Although the site focuses largely on speeches delivered beginning in the 1990s, Kent has added, in response to requests from secondary teachers, several important addresses from the nineteenth century and the early and mid-twentieth centuries. Among the approximately seventy pre-1991 speeches are addresses by nineteenth-century suffragists, Emma Goldman’s 1917 antiwar speeches, Golda Meir’s 1957 address to the United Nations, Hillary Rodham Clinton’s 1969 Wellesley College commencement address, and Jane Fonda’s 1972 Radio Hanoi broadcast. Most of the Nobel lectures by female laureates—from Marie Curie’s chemistry prize speech (1911) to Doris Lessing’s literature prize lecture (2007)—are there.
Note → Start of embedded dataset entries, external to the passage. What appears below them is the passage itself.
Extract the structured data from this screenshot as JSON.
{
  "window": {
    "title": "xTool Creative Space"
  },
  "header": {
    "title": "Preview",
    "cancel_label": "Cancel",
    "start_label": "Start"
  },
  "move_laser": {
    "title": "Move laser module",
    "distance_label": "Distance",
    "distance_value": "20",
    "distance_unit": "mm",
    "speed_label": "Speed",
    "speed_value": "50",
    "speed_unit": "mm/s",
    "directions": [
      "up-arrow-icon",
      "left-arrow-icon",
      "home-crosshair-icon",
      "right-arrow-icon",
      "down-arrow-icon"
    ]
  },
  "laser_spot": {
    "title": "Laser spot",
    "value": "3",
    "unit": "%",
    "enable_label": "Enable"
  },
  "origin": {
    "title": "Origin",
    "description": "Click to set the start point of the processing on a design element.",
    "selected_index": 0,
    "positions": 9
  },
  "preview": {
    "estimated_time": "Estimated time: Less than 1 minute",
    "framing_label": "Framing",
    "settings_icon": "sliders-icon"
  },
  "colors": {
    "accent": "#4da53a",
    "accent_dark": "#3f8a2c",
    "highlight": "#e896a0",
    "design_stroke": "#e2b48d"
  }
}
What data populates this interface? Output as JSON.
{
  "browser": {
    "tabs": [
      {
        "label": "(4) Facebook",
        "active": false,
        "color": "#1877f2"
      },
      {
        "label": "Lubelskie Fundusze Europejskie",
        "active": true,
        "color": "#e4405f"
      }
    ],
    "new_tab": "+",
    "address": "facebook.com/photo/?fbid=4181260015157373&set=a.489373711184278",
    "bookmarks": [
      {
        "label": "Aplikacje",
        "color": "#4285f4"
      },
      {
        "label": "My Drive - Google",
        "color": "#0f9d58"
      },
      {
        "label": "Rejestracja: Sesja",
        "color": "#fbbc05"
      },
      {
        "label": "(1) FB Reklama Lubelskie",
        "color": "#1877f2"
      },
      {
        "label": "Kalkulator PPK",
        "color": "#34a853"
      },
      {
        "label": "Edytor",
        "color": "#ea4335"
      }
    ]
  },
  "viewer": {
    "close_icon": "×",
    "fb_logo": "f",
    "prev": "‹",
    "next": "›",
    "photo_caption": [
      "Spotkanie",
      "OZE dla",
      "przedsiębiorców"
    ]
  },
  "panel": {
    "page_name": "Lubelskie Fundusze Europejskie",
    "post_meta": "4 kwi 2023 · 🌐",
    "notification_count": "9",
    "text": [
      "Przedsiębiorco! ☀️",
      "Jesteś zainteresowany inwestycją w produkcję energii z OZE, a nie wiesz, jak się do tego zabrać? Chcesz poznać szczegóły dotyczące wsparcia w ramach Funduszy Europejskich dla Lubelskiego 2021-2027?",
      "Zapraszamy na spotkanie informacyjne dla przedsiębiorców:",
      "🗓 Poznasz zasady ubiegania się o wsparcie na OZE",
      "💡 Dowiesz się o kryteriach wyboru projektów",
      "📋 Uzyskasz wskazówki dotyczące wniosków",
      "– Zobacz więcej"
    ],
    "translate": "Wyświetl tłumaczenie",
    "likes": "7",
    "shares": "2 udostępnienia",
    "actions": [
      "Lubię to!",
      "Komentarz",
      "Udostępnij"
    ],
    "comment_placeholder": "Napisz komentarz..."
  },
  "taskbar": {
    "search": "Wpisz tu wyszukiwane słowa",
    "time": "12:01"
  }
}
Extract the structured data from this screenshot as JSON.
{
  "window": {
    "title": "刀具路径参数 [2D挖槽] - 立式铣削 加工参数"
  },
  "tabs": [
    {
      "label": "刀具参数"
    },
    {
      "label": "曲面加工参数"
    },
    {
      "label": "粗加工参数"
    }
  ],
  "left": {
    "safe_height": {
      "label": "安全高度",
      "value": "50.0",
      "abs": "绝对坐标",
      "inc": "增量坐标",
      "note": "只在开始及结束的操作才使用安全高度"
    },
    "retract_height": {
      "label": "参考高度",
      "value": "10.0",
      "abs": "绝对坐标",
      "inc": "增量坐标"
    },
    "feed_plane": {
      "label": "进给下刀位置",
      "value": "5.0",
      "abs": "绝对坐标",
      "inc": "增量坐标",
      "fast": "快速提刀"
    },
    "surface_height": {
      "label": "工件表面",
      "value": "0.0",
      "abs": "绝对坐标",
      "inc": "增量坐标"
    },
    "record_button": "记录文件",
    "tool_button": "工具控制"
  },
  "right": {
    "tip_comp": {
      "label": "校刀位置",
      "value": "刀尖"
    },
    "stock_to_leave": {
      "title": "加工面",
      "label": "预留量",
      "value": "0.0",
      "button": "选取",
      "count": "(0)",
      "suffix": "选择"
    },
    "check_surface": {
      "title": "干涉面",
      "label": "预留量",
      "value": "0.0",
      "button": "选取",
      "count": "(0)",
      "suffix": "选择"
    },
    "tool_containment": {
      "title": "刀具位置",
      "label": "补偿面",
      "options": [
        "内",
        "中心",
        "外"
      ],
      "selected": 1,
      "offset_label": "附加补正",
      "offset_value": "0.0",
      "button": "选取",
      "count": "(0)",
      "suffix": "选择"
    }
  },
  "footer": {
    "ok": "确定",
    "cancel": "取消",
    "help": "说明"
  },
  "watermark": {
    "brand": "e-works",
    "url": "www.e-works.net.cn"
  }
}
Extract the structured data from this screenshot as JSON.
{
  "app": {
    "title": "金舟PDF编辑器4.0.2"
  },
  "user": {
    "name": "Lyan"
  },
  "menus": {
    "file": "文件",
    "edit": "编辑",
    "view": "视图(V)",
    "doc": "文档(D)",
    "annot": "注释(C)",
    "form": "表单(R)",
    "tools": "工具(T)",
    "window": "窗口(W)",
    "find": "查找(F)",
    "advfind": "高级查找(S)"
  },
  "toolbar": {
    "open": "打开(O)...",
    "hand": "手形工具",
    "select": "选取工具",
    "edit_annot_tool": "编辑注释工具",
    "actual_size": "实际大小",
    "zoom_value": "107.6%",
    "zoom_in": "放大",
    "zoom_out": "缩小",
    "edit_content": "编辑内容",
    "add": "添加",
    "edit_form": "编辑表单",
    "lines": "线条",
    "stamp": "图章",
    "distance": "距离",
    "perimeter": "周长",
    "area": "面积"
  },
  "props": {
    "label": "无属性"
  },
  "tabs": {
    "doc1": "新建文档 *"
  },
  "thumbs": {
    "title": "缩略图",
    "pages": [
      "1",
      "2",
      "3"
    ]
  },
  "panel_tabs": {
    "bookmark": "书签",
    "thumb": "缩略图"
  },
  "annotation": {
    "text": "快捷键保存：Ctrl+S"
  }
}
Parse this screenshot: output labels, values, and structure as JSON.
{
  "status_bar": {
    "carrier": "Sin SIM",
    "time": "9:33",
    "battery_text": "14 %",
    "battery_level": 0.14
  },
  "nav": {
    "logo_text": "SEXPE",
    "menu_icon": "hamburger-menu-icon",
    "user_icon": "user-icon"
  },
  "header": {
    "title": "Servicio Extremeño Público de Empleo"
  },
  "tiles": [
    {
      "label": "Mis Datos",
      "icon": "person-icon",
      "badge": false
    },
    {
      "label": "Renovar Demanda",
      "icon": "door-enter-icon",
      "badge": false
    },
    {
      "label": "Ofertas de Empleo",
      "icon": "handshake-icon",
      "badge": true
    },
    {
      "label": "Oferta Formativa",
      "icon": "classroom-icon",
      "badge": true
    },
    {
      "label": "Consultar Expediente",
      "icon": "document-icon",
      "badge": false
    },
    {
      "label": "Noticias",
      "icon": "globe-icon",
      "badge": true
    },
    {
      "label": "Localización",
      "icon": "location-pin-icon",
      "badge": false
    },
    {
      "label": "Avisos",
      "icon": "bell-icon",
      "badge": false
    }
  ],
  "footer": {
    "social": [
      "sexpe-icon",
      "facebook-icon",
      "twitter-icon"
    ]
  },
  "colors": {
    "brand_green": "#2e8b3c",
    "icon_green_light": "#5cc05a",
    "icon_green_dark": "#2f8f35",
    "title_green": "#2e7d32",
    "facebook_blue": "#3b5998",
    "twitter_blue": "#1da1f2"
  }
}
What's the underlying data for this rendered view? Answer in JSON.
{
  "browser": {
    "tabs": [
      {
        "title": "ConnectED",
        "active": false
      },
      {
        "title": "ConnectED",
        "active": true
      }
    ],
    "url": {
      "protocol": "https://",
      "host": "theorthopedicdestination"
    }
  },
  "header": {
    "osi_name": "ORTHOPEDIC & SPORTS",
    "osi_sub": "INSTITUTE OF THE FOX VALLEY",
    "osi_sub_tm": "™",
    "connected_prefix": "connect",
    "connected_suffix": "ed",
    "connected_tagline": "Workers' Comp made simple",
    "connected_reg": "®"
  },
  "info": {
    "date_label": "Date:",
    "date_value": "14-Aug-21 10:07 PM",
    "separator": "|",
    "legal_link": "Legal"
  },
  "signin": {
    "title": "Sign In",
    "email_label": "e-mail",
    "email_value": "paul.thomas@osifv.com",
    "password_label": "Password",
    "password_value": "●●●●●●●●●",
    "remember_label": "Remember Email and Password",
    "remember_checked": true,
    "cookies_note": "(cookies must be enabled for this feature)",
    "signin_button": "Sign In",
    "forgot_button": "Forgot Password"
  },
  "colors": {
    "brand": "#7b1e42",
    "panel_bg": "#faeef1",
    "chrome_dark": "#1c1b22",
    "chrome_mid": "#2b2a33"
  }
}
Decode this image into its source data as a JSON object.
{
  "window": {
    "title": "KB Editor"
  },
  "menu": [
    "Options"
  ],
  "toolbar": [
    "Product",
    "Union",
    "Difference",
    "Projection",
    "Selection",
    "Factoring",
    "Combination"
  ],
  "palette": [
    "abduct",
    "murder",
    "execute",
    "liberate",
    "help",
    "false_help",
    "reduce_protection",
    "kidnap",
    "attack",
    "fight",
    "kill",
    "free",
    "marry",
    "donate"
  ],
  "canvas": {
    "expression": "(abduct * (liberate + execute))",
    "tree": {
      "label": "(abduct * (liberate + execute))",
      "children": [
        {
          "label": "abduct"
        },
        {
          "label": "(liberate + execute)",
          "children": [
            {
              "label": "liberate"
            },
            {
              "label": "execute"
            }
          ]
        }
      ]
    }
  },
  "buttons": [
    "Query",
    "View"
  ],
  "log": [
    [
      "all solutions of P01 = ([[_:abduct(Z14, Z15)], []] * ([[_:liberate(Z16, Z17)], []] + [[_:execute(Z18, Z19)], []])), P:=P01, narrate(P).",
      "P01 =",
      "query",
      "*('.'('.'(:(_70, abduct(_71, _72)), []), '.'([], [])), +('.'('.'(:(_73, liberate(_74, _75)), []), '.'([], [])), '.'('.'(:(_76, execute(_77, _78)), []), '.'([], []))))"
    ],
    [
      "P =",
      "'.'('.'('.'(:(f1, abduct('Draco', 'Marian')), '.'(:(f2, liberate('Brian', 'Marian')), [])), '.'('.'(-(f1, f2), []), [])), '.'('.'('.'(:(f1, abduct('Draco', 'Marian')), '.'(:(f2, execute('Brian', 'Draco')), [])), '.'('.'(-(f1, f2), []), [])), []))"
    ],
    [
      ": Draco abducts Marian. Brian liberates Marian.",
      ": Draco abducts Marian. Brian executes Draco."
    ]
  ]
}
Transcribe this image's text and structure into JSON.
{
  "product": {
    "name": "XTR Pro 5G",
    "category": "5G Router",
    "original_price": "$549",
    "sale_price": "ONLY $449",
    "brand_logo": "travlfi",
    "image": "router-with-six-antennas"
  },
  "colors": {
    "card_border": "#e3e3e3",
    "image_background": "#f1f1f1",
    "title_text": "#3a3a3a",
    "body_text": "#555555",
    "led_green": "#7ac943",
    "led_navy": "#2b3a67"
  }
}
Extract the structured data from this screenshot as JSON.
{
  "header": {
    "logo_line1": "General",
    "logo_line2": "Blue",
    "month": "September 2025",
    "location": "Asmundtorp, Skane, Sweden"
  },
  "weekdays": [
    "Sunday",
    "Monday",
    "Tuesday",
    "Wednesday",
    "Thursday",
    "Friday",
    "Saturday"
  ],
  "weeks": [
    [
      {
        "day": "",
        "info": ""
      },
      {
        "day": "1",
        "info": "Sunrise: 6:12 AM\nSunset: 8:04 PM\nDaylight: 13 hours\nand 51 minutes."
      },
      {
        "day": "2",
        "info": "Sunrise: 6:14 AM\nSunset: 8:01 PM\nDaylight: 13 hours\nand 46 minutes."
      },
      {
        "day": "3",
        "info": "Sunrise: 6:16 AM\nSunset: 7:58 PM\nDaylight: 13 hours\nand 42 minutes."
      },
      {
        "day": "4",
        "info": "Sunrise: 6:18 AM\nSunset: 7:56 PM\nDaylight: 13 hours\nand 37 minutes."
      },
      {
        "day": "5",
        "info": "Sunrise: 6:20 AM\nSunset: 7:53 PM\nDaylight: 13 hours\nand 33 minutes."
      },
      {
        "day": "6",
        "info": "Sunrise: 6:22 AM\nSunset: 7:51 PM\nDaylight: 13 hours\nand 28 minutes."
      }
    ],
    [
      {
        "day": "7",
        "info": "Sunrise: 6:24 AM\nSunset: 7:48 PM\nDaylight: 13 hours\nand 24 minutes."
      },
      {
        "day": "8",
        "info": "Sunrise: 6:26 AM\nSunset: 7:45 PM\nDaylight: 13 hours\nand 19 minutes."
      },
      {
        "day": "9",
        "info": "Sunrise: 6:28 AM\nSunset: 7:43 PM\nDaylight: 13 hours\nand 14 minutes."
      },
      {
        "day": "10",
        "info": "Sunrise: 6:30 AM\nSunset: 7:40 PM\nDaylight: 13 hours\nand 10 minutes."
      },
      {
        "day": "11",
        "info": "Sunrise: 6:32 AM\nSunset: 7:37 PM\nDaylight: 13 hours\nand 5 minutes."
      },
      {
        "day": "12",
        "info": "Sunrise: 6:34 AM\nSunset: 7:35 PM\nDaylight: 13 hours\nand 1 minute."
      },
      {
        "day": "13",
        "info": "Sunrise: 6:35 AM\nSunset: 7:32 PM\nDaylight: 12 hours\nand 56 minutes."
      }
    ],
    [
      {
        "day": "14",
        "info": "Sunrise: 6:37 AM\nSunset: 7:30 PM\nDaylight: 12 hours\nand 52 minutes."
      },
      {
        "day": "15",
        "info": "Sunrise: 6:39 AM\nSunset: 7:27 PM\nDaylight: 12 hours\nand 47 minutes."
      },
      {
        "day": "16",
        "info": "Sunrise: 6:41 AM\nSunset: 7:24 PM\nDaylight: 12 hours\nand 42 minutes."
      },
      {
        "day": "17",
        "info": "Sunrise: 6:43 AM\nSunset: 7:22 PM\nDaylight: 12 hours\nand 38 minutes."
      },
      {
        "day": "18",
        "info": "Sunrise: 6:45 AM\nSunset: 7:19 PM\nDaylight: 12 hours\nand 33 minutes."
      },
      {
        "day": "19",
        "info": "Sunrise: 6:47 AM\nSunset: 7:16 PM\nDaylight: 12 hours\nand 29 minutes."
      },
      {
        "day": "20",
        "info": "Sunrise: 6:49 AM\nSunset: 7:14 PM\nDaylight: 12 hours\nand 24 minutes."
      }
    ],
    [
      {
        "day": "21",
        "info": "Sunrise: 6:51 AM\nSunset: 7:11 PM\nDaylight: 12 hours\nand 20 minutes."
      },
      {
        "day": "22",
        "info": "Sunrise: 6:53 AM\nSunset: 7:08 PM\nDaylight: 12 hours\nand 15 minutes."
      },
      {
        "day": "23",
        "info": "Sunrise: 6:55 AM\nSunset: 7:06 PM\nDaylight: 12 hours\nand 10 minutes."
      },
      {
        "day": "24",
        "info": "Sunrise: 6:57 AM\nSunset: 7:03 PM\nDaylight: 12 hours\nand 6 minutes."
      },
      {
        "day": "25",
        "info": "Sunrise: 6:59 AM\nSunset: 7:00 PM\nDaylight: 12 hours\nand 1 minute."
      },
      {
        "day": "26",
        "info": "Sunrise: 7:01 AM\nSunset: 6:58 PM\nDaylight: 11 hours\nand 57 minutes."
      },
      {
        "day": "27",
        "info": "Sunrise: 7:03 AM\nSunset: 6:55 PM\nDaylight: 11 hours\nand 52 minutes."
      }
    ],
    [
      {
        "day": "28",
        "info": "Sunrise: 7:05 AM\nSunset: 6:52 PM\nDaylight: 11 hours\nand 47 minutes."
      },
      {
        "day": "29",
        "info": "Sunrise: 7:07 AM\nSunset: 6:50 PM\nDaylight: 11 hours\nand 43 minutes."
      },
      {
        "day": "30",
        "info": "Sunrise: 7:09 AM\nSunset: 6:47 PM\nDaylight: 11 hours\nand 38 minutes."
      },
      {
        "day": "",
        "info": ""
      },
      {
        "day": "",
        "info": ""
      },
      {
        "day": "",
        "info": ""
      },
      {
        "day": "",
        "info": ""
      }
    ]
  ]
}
Researchers can also access the twenty-three speeches by women listed among the “Top 100 American Speeches of the Twentieth Century.” (For the record, at number 5, Barbara Jordan’s keynote address to the 1976 Democratic National Convention is the list’s highest-ranking speech by a woman [see http://www.americanrhetoric.com/newtop100speeches.htm].) The site includes only the best-known versions of these previously published speeches, regardless of their provenance. The text of Sojourner Truth’s 1851 women’s rights speech, for example, is the 1863 Frances Dana Gage version, which includes the disputed “Ain’t I a Woman” refrain.

Users can easily browse the speeches by year or by the speaker’s last name. They can also execute keyword searches using the Gifts of Speech Google engine. Although the site’s subtitle promises “Women’s Speeches from around the World,” only researchers looking for addresses by American women will find a wide selection of documents.